Why inflation stays stubbornly high
Inflation Update
Last week we received two updated inflation readings. The consumer price index is stubbornly holding steady at slightly over 3% year-over-year. Please see the chart immediately below.
Meanwhile, the more volatile producer price index (commodities) is trending higher. See the image immediately below. What are we to make of these readings? Foremost, the inflation fight is not over and so long as readings come in higher than the Fed’s 2% inflation target, we see no potential for a change to the Fed’s interest rate policies.
Why is this happening? We believe that the lack of progress reducing inflation is related to money supply. Here is a picture of the year-over-year changes in money supply as measured by M2:
So if we are right and money supply dynamics are driving inflation dynamics, what is causing the money supply to grow? We know the Fed is keeping interest rate tight, and the Fed is continuing to shrink its balance sheet, both of which are restrictive policies, so it is not Fed policy. We think the culprit is government deficit spending.

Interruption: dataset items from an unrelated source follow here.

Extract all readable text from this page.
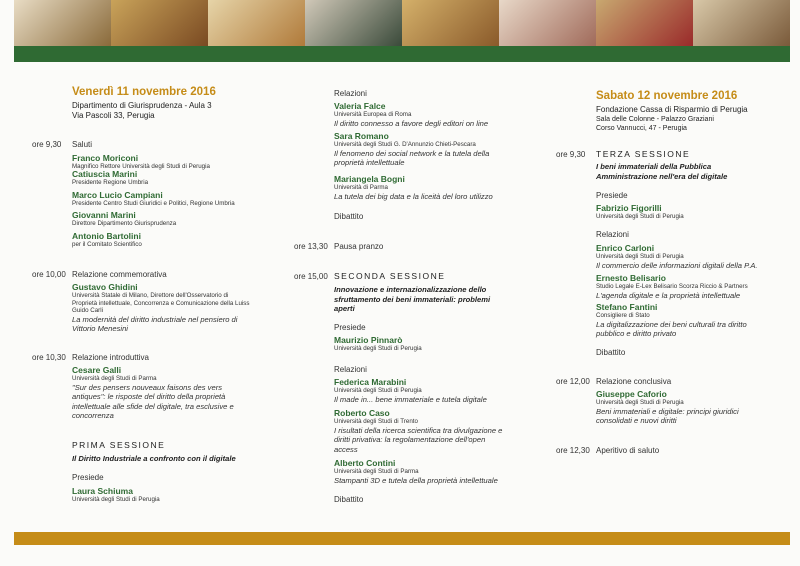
Venerdì 11 novembre 2016
Dipartimento di Giurisprudenza - Aula 3
Via Pascoli 33, Perugia
ore 9,30 Saluti
Franco Moriconi
Magnifico Rettore Università degli Studi di Perugia
Catiuscia Marini
Presidente Regione Umbria
Marco Lucio Campiani
Presidente Centro Studi Giuridici e Politici, Regione Umbria
Giovanni Marini
Direttore Dipartimento Giurisprudenza
Antonio Bartolini
per il Comitato Scientifico
ore 10,00 Relazione commemorativa
Gustavo Ghidini
Università Statale di Milano, Direttore dell'Osservatorio di
Proprietà intellettuale, Concorrenza e Comunicazione della Luiss
Guido Carli
La modernità del diritto industriale nel pensiero di
Vittorio Menesini
ore 10,30 Relazione introduttiva
Cesare Galli
Università degli Studi di Parma
"Sur des pensers nouveaux faisons des vers
antiques": le risposte del diritto della proprietà
intellettuale alle sfide del digitale, tra esclusive e
concorrenza
PRIMA SESSIONE
Il Diritto Industriale a confronto con il digitale
Presiede
Laura Schiuma
Università degli Studi di Perugia
Relazioni
Valeria Falce
Università Europea di Roma
Il diritto connesso a favore degli editori on line
Sara Romano
Università degli Studi G. D'Annunzio Chieti-Pescara
Il fenomeno dei social network e la tutela della
proprietà intellettuale
Mariangela Bogni
Università di Parma
La tutela dei big data e la liceità del loro utilizzo
Dibattito
ore 13,30 Pausa pranzo
ore 15,00 SECONDA SESSIONE
Innovazione e internazionalizzazione dello
sfruttamento dei beni immateriali: problemi
aperti
Presiede
Maurizio Pinnarò
Università degli Studi di Perugia
Relazioni
Federica Marabini
Università degli Studi di Perugia
Il made in... bene immateriale e tutela digitale
Roberto Caso
Università degli Studi di Trento
I risultati della ricerca scientifica tra divulgazione e
diritti privativa: la regolamentazione dell'open
access
Alberto Contini
Università degli Studi di Parma
Stampanti 3D e tutela della proprietà intellettuale
Dibattito
Sabato 12 novembre 2016
Fondazione Cassa di Risparmio di Perugia
Sala delle Colonne - Palazzo Graziani
Corso Vannucci, 47 - Perugia
ore 9,30 TERZA SESSIONE
I beni immateriali della Pubblica
Amministrazione nell'era del digitale
Presiede
Fabrizio Figorilli
Università degli Studi di Perugia
Relazioni
Enrico Carloni
Università degli Studi di Perugia
Il commercio delle informazioni digitali della P.A.
Ernesto Belisario
Studio Legale E-Lex Belisario Scorza Riccio & Partners
L'agenda digitale e la proprietà intellettuale
Stefano Fantini
Consigliere di Stato
La digitalizzazione dei beni culturali tra diritto
pubblico e diritto privato
Dibattito
ore 12,00 Relazione conclusiva
Giuseppe Caforio
Università degli Studi di Perugia
Beni immateriali e digitale: principi giuridici
consolidati e nuovi diritti
ore 12,30 Aperitivo di saluto
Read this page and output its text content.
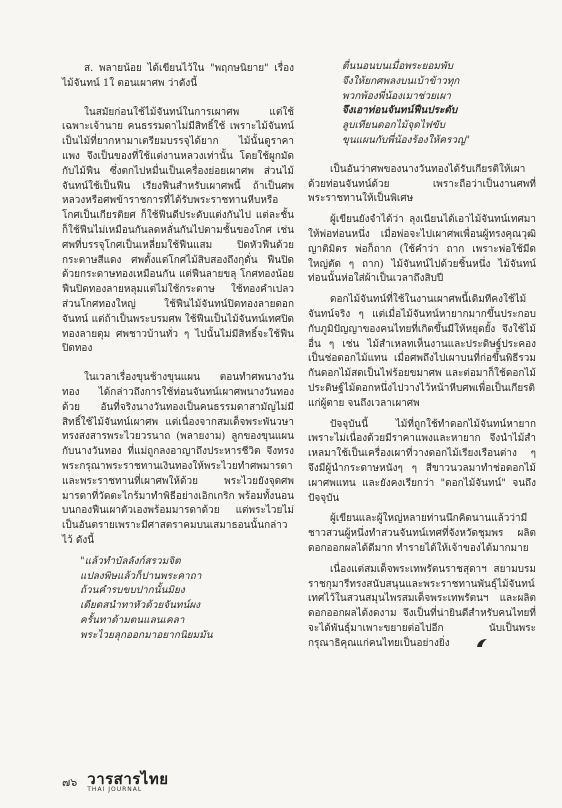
ส. พลายน้อย ได้เขียนไว้ใน "พฤกษนิยาย" เรื่อง ไม้จันทน์ 1ใ ตอนเผาศพ ว่าดังนี้

ในสมัยก่อนใช้ไม้จันทน์ในการเผาศพ แต่ใช้เฉพาะเจ้านาย คนธรรมดาไม่มีสิทธิ์ใช้ เพราะไม้จันทน์เป็นไม้ที่ยากหามาเตรียมบรรจุได้ยาก ไม้นั้นดูราคาแพง จึงเป็นของที่ใช้แต่งานหลวงเท่านั้น โดยใช้ผูกมัดกับไม้ฟืน ซึ่งตกไปหมื่นเป็นเครื่องย่อยเผาศพ ส่วนไม้จันทน์ใช้เป็นฟืน เรียงฟืนสำหรับเผาศพนี้ ถ้าเป็นศพหลวงหรือศพข้าราชการที่ได้รับพระราชทานหีบหรือโกศเป็นเกียรติยศ ก็ใช้ฟืนดีประดับแต่งกันไป แต่ละชั้นก็ใช้ฟืนไม่เหมือนกันลดหลั่นกันไปตามชั้นของโกศ เช่น ศพที่บรรจุโกศเป็นเหลี่ยมใช้ฟืนแสม ปิดหัวฟืนด้วยกระดาษสีแดง ศพตั้งแต่โกศไม้สิบสองถึงกุดั่น ฟืนปิดด้วยกระดาษทองเหมือนกัน แต่ฟืนลายขลุ โกศทองน้อย ฟืนปิดทองลายหลุมแต่ไม่ใช้กระดาษ ใช้ทองคำเปลว ส่วนโกศทองใหญ่ ใช้ฟืนไม้จันทน์ปิดทองลายดอกจันทน์ แต่ถ้าเป็นพระบรมศพ ใช้ฟืนเป็นไม้จันทน์เทศปิดทองลายดุม ศพชาวบ้านทั่ว ๆ ไปนั้นไม่มีสิทธิ์จะใช้ฟืนปิดทอง

ในเวลาเรื่องขุนช้างขุนแผน ตอนทำศพนางวันทอง ได้กล่าวถึงการใช้ท่อนจันทน์เผาศพนางวันทองด้วย อันที่จริงนางวันทองเป็นคนธรรมดาสามัญไม่มีสิทธิ์ใช้ไม้จันทน์เผาศพ แต่เนื่องจากสมเด็จพระพันวษาทรงสงสารพระไวยวรนาถ (พลายงาม) ลูกของขุนแผนกับนางวันทอง ที่แม่ถูกลงอาญาถึงประหารชีวิต จึงทรงพระกรุณาพระราชทานเงินทองให้พระไวยทำศพมารดา และพระราชทานที่เผาศพให้ด้วย พระไวยยังจุดศพมารดาที่วัดตะไกร้มาทำพิธีอย่างเอิกเกริก พร้อมทั้งนอนบนกองฟืนเผาตัวเองพร้อมมารดาด้วย แต่พระไวยไม่เป็นอันตรายเพราะมีศาสตราคมบนเสมาธอนนั้นกล่าวไว้ ดังนี้

"แล้วทำบัลลังก์สรวมจิต

แปลงพิษแล้วก็ปานพระคาถา

ถ้วนคำรบขบปากนั้นมิยง

เดียดสนำทาหัวด้วยจันทน์ผง

ครั้นทาด้ามตนแลนเคลา

พระไวยลุกออกมาอยากนิยมมัน

ตื่นนอนบนเมื่อพระยอมพับ

จึงให้ยกศพลงบนเบ้าข้าวทุก

พวกพ้องพี่น้องเมาช่วยเผา

จึงเอาท่อนจันทน์ฟืนประดับ

ลูบเทียนดอกไม้จุดไฟขับ

ขุนแผนกับพี่น้องร้องให้ครวญ"

เป็นอันว่าศพของนางวันทองได้รับเกียรติให้เผาด้วยท่อนจันทน์ด้วย เพราะถือว่าเป็นงานศพที่พระราชทานให้เป็นพิเศษ

ผู้เขียนยังจำได้ว่า ลุงเนียนได้เอาไม้จันทน์เทศมาให้พ่อท่อนหนึ่ง เมื่อพ่อจะไปเผาศพเพื่อนผู้ทรงคุณวุฒิญาติมิตร พ่อก็ถาก (ใช้คำว่า ถาก เพราะพ่อใช้มีดใหญ่ตัด ๆ ถาก) ไม้จันทน์ไปด้วยชิ้นหนึ่ง ไม้จันทน์ท่อนนั้นห่อใส่ผ้าเป็นเวลาถึงสิบปี

ดอกไม้จันทน์ที่ใช้ในงานเผาศพนี้เดิมทีคงใช้ไม้จันทน์จริง ๆ แต่เมื่อไม้จันทน์หายากมากขึ้นประกอบกับภูมิปัญญาของคนไทยที่เกิดขึ้นมีให้หยุดยั้ง จึงใช้ไม้อื่น ๆ เช่น ไม้สำเหลทเห็นงานและประดิษฐ์ประคองเป็นช่อดอกไม้แทน เมื่อศพถึงไปเผาบนที่ก่อขึ้นพิธีรวมกันดอกไม้สดเป็นไฟร้อยขมาศพ และต่อมาก็ใช้ดอกไม้ประดิษฐ์ไม้ดอกหนึ่งไปวางไว้หน้าหีบศพเพื่อเป็นเกียรติแก่ผู้ตาย จนถึงเวลาเผาศพ

ปัจจุบันนี้ ไม้ที่ถูกใช้ทำดอกไม้จันทน์หายาก เพราะไม่เนื่องด้วยมีราคาแพงและหายาก จึงนำไม้สำเหลมาใช้เป็นเครื่องเผาที่วางดอกไม้เรียงเรือนต่าง ๆ จึงมีผู้นำกระดาษหนังๆ ๆ สีขาวนวลมาทำช่อดอกไม้เผาศพแทน และยังคงเรียกว่า "ดอกไม้จันทน์" จนถึงปัจจุบัน

ผู้เขียนและผู้ใหญ่หลายท่านนึกคิดนานแล้วว่ามีชาวสวนผู้หนึ่งทำสวนจันทน์เทศที่จังหวัดชุมพร ผลิตดอกออกผลได้ดีมาก ทำรายได้ให้เจ้าของได้มากมาย

เนื่องแต่สมเด็จพระเทพรัตนราชสุดาฯ สยามบรมราชกุมารีทรงสนับสนุนและพระราชทานพันธุ์ไม้จันทน์เทศไว้ในสวนสมุนไพรสมเด็จพระเทพรัตนฯ และผลิตดอกออกผลได้งดงาม จึงเป็นที่น่ายินดีสำหรับคนไทยที่จะได้พันธุ์มาเพาะขยายต่อไปอีก นับเป็นพระกรุณาธิคุณแก่คนไทยเป็นอย่างยิ่ง

๗๖ วารสารไทย
THAI JOURNAL
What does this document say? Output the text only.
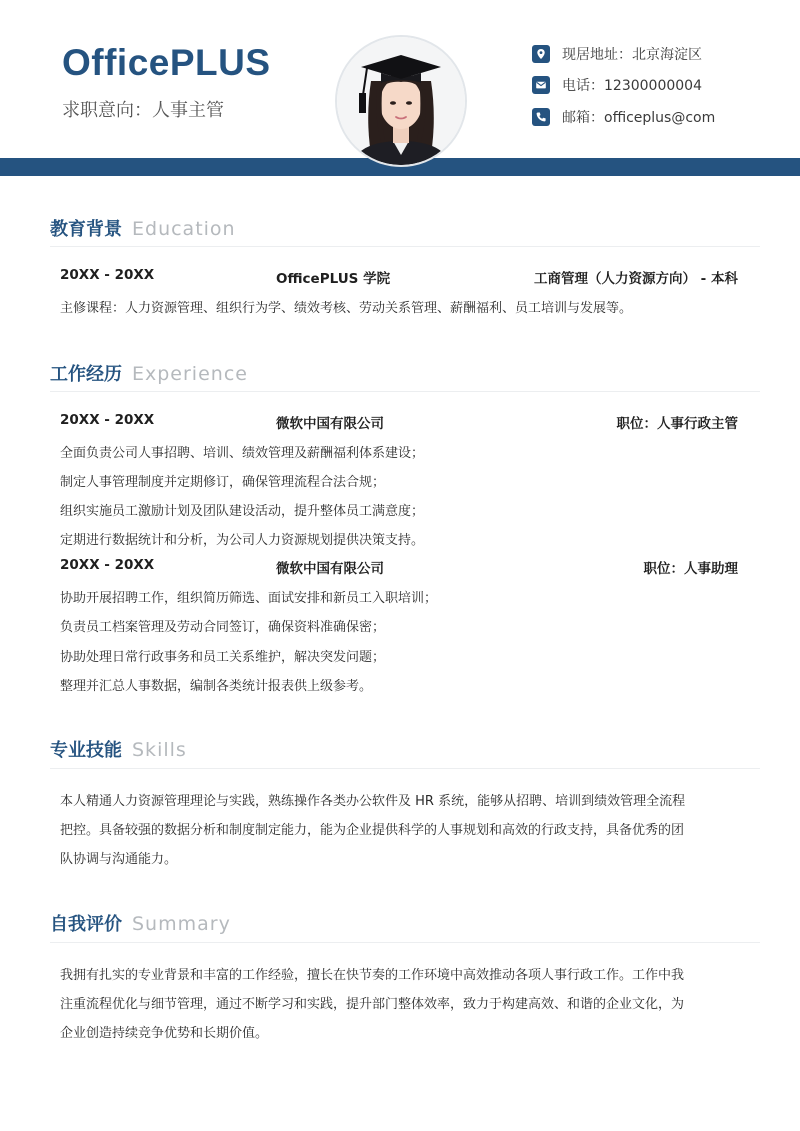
OfficePLUS
求职意向：人事主管
现居地址：北京海淀区
电话：12300000004
邮箱：officeplus@com
教育背景 Education
20XX - 20XX	OfficePLUS 学院	工商管理（人力资源方向） - 本科
主修课程：人力资源管理、组织行为学、绩效考核、劳动关系管理、薪酬福利、员工培训与发展等。
工作经历 Experience
20XX - 20XX	微软中国有限公司	职位：人事行政主管
全面负责公司人事招聘、培训、绩效管理及薪酬福利体系建设；
制定人事管理制度并定期修订，确保管理流程合法合规；
组织实施员工激励计划及团队建设活动，提升整体员工满意度；
定期进行数据统计和分析，为公司人力资源规划提供决策支持。
20XX - 20XX	微软中国有限公司	职位：人事助理
协助开展招聘工作，组织简历筛选、面试安排和新员工入职培训；
负责员工档案管理及劳动合同签订，确保资料准确保密；
协助处理日常行政事务和员工关系维护，解决突发问题；
整理并汇总人事数据，编制各类统计报表供上级参考。
专业技能 Skills
本人精通人力资源管理理论与实践，熟练操作各类办公软件及 HR 系统，能够从招聘、培训到绩效管理全流程
把控。具备较强的数据分析和制度制定能力，能为企业提供科学的人事规划和高效的行政支持，具备优秀的团
队协调与沟通能力。
自我评价 Summary
我拥有扎实的专业背景和丰富的工作经验，擅长在快节奏的工作环境中高效推动各项人事行政工作。工作中我
注重流程优化与细节管理，通过不断学习和实践，提升部门整体效率，致力于构建高效、和谐的企业文化，为
企业创造持续竞争优势和长期价值。
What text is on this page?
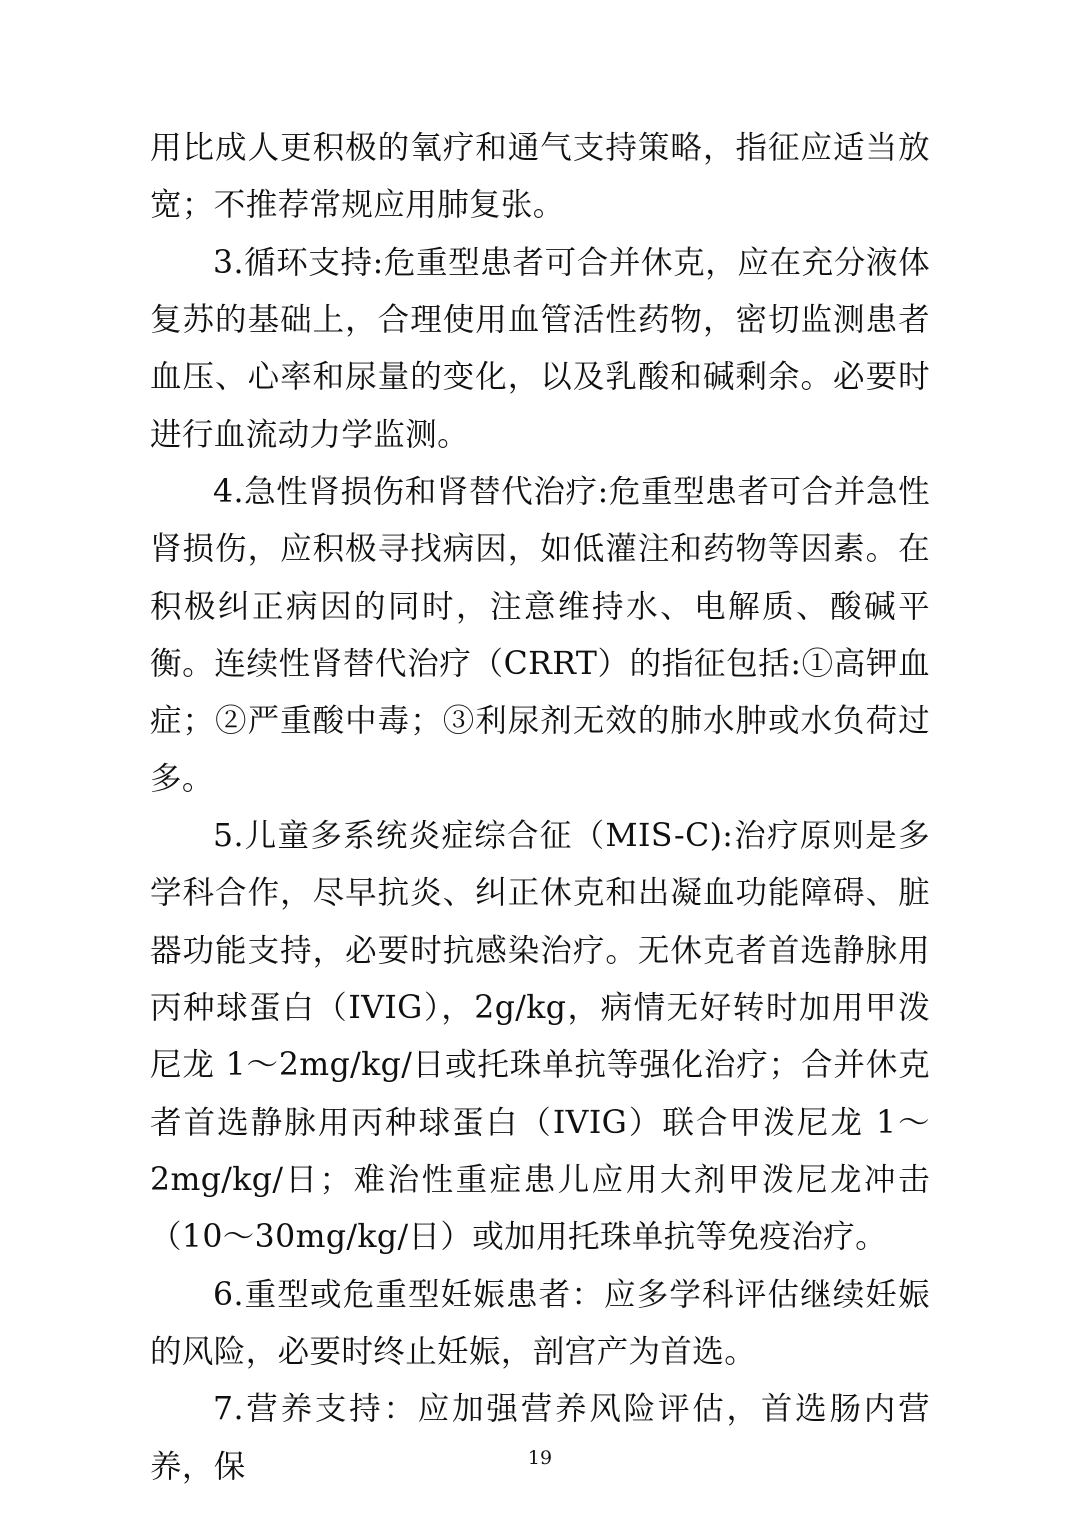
用比成人更积极的氧疗和通气支持策略，指征应适当放宽；不推荐常规应用肺复张。

3.循环支持:危重型患者可合并休克，应在充分液体复苏的基础上，合理使用血管活性药物，密切监测患者血压、心率和尿量的变化，以及乳酸和碱剩余。必要时进行血流动力学监测。

4.急性肾损伤和肾替代治疗:危重型患者可合并急性肾损伤，应积极寻找病因，如低灌注和药物等因素。在积极纠正病因的同时，注意维持水、电解质、酸碱平衡。连续性肾替代治疗（CRRT）的指征包括:①高钾血症；②严重酸中毒；③利尿剂无效的肺水肿或水负荷过多。

5.儿童多系统炎症综合征（MIS-C):治疗原则是多学科合作，尽早抗炎、纠正休克和出凝血功能障碍、脏器功能支持，必要时抗感染治疗。无休克者首选静脉用丙种球蛋白（IVIG），2g/kg，病情无好转时加用甲泼尼龙 1～2mg/kg/日或托珠单抗等强化治疗；合并休克者首选静脉用丙种球蛋白（IVIG）联合甲泼尼龙 1～2mg/kg/日；难治性重症患儿应用大剂甲泼尼龙冲击（10～30mg/kg/日）或加用托珠单抗等免疫治疗。

6.重型或危重型妊娠患者：应多学科评估继续妊娠的风险，必要时终止妊娠，剖宫产为首选。

7.营养支持：应加强营养风险评估，首选肠内营养，保	19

Federal government year-over-year expenditures grew by the following percentages in each quarter of 2023: 1) 11.95%, 2) 7.38%, 3) 12.52%, and 4) 5.50%. Given that government expenditures represent a full third of GDP and the private sector continues to grow in spite of restrictive Fed policies, we think government expenditures are a likely reason no progress is being made on the inflation front. We’ve got the Fed doing one thing and our elected officials are doing the opposite!
The bottom line is that it is very hard for the Fed to bring inflation down when government expenditures are growing at these year-over-year rates. Federal expenditures are simply out of sync with Fed policy. Our view is that this dynamic will persist, which leads us to conclude the Fed is going to continue to stay “higher for longer” with respect to its rate policies. We will hear from the Fed this week, and this is basically what we expect them to say.